In this blog, we will capture one of the important features of RDD, Spark Lazy Evaluation. Spark RDD (Resilient Distributed Datasets), collect all the elements of data in the cluster which are partitioned. Its a group of immutable objects arranged in the cluster in a distinct manner.

Here, we will discuss spark lazy evaluation, reasons for carrying lazy evaluation technique, how the spark is managing with this technique at last advantages of spark lazy evaluation.

Introduction

What is lazy evaluation-

“LAZY” the word itself indicates its meaning ‘not at the same time’.

That means, it evaluates something only when we require it. In accordance with a spark, it does not execute each operation right away, that means it does not start until we trigger any action. Once an action is called all the transformations will execute in one go.

This process is more appealing than executing one operation at the same time. Execution at the same time may lead to delay the process. Overcoming to the downtime, it gives birth to Lazy Evaluation.

Using lazy evaluation, It figured out that all transformations can be combined together into a single transformation and executed together. Simply, it says while performing any operation it will not execute until we trigger an action.

We need to call an action every time we want to execute the process. Especially while we perform any transformation, it does not execute immediately.

DAG in Spark

Through DAG, Spark maintains the record of every operation performed, DAG refers to Directed Acyclic Graph. That keeps the track of each step through its arrangement of vertices and edges.

So, when we call any action it strikes to DAG graph directly and DAG keeps maintenance of operations which triggers the execution process forward.

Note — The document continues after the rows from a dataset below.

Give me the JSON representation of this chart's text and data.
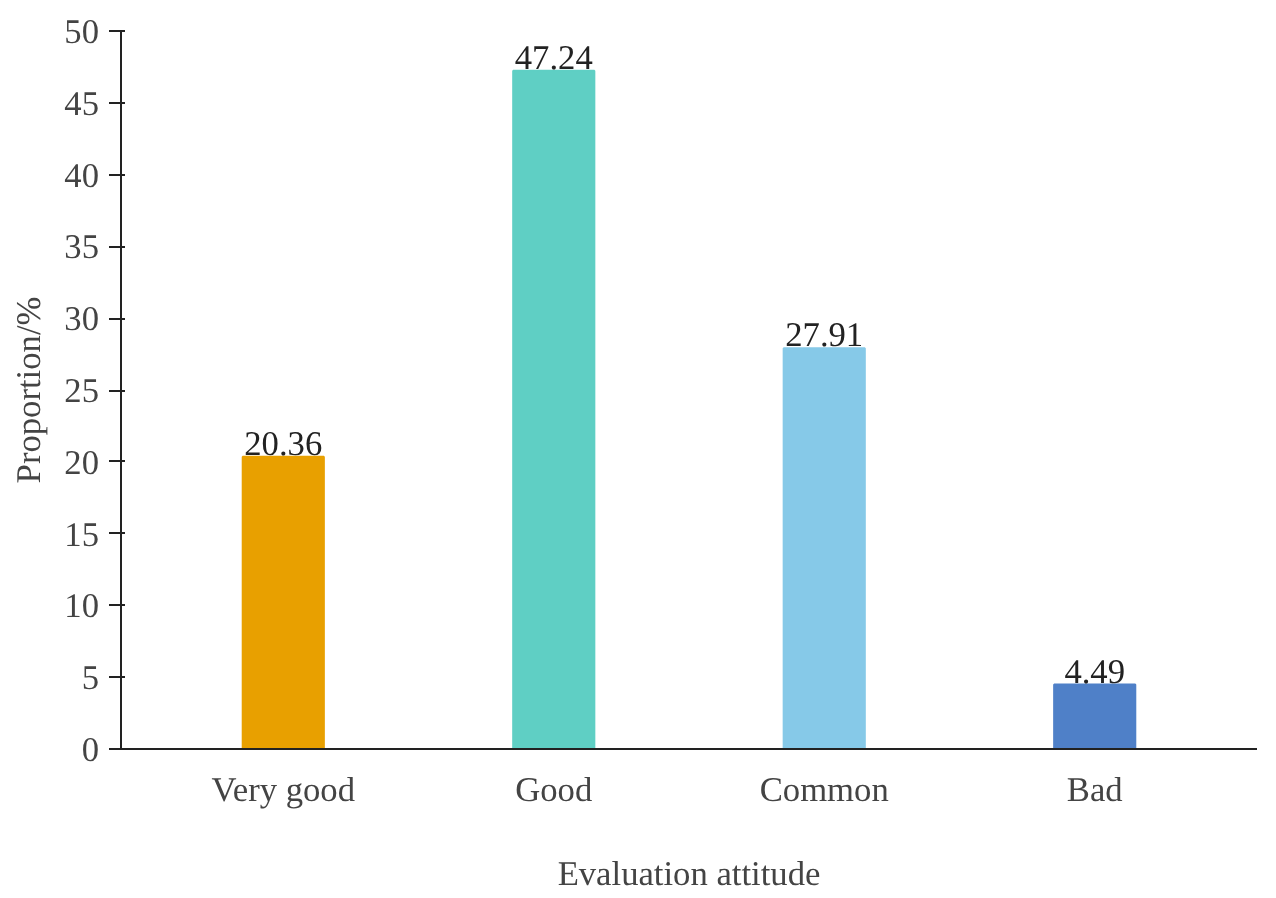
{
  "chart_data": {
    "type": "bar",
    "xlabel": "Evaluation attitude",
    "ylabel": "Proportion/%",
    "categories": [
      "Very good",
      "Good",
      "Common",
      "Bad"
    ],
    "values": [
      20.36,
      47.24,
      27.91,
      4.49
    ],
    "colors": [
      "#e8a000",
      "#5fcfc4",
      "#86c9e8",
      "#4f80c8"
    ],
    "ylim": [
      0,
      50
    ],
    "yticks": [
      0,
      5,
      10,
      15,
      20,
      25,
      30,
      35,
      40,
      45,
      50
    ],
    "data_labels": true,
    "grid": false
  }
}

If we talk about Hadoop mapreduce, we need to minimize the steps of mapreduce passes. That is only possible by clubbing the operations together. While in spark DAG graph already maintains the records of all the operations, it clubs all the operations in one.

Rather than making single execution graph for each operation. Thus it creates a difference between Hadoop mapreduce and apache spark.

So, in this way by waiting until last minute to execute our code will also enhance the performance. It also boosts the efficiency of the process over the cluster.

Advantages of Spark Lazy Evaluation

There are several perks of lazy evaluation listed below:

1. Reduces Complexities

As we know that, we are not executing every operation rather than we are executing the entire process only once. It allows us to work with an infinite data structure.

An action is only triggered when it is required. It results in saving the time as well as reducing the space complexity.

2. Optimization

Due to lazy evolution, the system works more efficiently with fewer resources. That means, it also decreases the number of queries.

3. Develops Manageability

By manageability, we signifying the organizing manner of a program. That organize it into smaller operations which enhances the efficiency. It also helps in reduces the number of passes on data by grouping the operations.

4. Saves Computation and increases speed

Due to this process, we are not performing every calculation at the instance. This is saving us from the bundle of calculations we owe. Now we only need to calculate important values, that saves our time and also speeds up the process.

Conclusion

As a result, we have seen spark lazy evaluation plays the very important role in the execution process and had several benefits of it. It enhances the efficiency of the system by reducing a number of executions of operations.

This feature also uplift the performance of the system. It also maintains the track of operations through DAG which optimizes the process. Lazy Evaluation works as a key building block in operations of Spark RDD.